Penyuluh pertanian bersiaplah menjadi pegawai pusat
TABLOIDSINARTANI.COM, Jakarta---Pemerintah sudah berancang-ancang mengalihkan kewenangan penyuluh pertanian ke pusat. Namun bukan hanya soal ketenagakerjaan, tapi juga faktor lain.
Momon Rusmono, Lektor Kepala Polbangtan Bogor mengingatkan peralihan kewenangan ini tidak sekadar masalah ketenagakerjaan, tetapi juga melibatkan berbagai aspek penting lain. Diantaranya, anggaran, kelembagaan, sarana dan prasarana (sapras), penyelenggaraan, serta pembinaan dan pengawasan.

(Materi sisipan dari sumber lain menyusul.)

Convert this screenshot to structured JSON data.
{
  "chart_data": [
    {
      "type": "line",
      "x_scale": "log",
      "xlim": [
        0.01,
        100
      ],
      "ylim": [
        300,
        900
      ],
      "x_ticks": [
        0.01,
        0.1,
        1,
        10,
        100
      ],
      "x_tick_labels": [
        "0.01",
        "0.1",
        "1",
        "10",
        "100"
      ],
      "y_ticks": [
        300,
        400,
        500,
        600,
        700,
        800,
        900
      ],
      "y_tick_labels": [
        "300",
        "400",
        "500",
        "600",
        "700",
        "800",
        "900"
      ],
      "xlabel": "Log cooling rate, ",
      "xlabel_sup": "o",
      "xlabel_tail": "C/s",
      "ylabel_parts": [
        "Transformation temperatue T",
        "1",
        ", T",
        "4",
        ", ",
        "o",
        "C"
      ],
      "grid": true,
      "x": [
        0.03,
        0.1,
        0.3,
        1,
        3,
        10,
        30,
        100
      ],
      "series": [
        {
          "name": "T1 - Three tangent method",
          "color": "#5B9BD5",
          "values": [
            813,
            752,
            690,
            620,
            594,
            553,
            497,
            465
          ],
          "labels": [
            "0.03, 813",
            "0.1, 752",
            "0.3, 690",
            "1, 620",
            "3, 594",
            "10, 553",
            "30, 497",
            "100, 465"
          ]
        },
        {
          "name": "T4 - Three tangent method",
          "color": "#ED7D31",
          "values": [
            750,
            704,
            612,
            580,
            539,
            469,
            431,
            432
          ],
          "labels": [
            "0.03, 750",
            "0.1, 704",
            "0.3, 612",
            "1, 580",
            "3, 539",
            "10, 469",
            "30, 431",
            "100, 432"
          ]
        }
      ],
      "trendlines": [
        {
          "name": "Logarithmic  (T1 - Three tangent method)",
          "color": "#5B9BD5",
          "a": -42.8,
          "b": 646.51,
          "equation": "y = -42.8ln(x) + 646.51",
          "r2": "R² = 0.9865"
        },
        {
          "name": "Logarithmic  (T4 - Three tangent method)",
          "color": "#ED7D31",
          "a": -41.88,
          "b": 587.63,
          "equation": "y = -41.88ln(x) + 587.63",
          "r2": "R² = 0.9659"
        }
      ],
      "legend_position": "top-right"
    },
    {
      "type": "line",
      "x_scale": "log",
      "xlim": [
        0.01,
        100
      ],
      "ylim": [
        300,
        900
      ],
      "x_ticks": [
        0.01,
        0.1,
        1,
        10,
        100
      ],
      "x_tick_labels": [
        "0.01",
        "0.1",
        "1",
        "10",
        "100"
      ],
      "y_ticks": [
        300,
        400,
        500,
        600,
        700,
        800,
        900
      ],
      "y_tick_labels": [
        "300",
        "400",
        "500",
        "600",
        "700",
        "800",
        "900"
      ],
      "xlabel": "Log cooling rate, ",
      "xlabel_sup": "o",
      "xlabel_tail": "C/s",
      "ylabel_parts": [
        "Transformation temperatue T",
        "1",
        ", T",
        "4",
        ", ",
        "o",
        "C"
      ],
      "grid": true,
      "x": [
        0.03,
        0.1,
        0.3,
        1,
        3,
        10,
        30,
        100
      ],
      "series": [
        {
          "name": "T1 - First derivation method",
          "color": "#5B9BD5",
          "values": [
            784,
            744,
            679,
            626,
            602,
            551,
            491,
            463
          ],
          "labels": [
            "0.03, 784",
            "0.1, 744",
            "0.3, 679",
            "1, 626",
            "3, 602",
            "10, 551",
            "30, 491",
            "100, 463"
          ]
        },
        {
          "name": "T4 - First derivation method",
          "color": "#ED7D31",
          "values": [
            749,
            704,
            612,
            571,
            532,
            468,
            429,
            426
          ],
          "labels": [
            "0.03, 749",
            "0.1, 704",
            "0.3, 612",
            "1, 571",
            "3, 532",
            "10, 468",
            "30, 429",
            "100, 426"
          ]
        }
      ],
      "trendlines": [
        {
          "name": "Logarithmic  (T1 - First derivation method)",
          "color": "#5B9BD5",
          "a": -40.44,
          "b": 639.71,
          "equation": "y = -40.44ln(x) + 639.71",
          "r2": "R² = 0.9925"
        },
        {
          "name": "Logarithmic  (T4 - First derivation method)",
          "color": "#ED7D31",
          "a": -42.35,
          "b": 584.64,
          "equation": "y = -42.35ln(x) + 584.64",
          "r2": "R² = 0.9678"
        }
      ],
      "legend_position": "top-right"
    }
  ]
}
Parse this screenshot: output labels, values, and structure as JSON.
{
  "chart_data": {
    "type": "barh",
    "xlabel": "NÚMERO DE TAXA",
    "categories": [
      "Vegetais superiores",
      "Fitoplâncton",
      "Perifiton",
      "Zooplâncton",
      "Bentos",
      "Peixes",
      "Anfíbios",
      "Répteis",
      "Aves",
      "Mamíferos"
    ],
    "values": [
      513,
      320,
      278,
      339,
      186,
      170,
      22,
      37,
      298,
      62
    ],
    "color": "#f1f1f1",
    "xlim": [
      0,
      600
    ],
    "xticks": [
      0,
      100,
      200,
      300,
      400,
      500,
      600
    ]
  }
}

“Jadi, peralihan kewenangan ini tidak hanya mengatur komponen ketenagaan penyuluh, tetapi juga komponen lainnya yang mendukung sistem penyuluhan secara keseluruhan,” katanya.
Peralihan kewenangan penyuluhan ke pemerintah pusat bukanlah hal yang mudah. Banyak tantangan yang harus dihadapi, mulai dari kesiapan infrastruktur, SDM penyuluh, hingga regulasi yang perlu disesuaikan dengan kebutuhan sektor pertanian.
Karena itu, pengalihan kewenangan ini harus dilakukan dengan hati-hati dengan mempertimbangkan berbagai faktor yang mempengaruhi efektivitas penyuluhan pertanian di lapangan.
Selain itu, kolaborasi yang baik antara pemerintah pusat, daerah, dan berbagai pihak terkait juga sangat penting untuk menciptakan sistem penyuluhan yang berjalan dengan baik dan memberikan dampak yang signifikan bagi sektor pertanian.
Saat ini, rumusan rancangan kebijakan yang mengatur proses peralihan tersebut telah dipersiapkan. Salah satu langkah jangka pendek yang bisa diambil adalah penyusunan Instruksi Presiden (Inpres) tentang Pendayagunaan Penyuluh Pertanian dalam rangka Percepatan Swasembada Pangan.
Inpres ini diharapkan bisa menjadi pedoman yang jelas dan mengikat bagi pelaksanaan penyuluhan di tingkat pusat, serta memberikan arahan yang tepat bagi para penyuluh dalam menjalankan tugas dan fungsinya.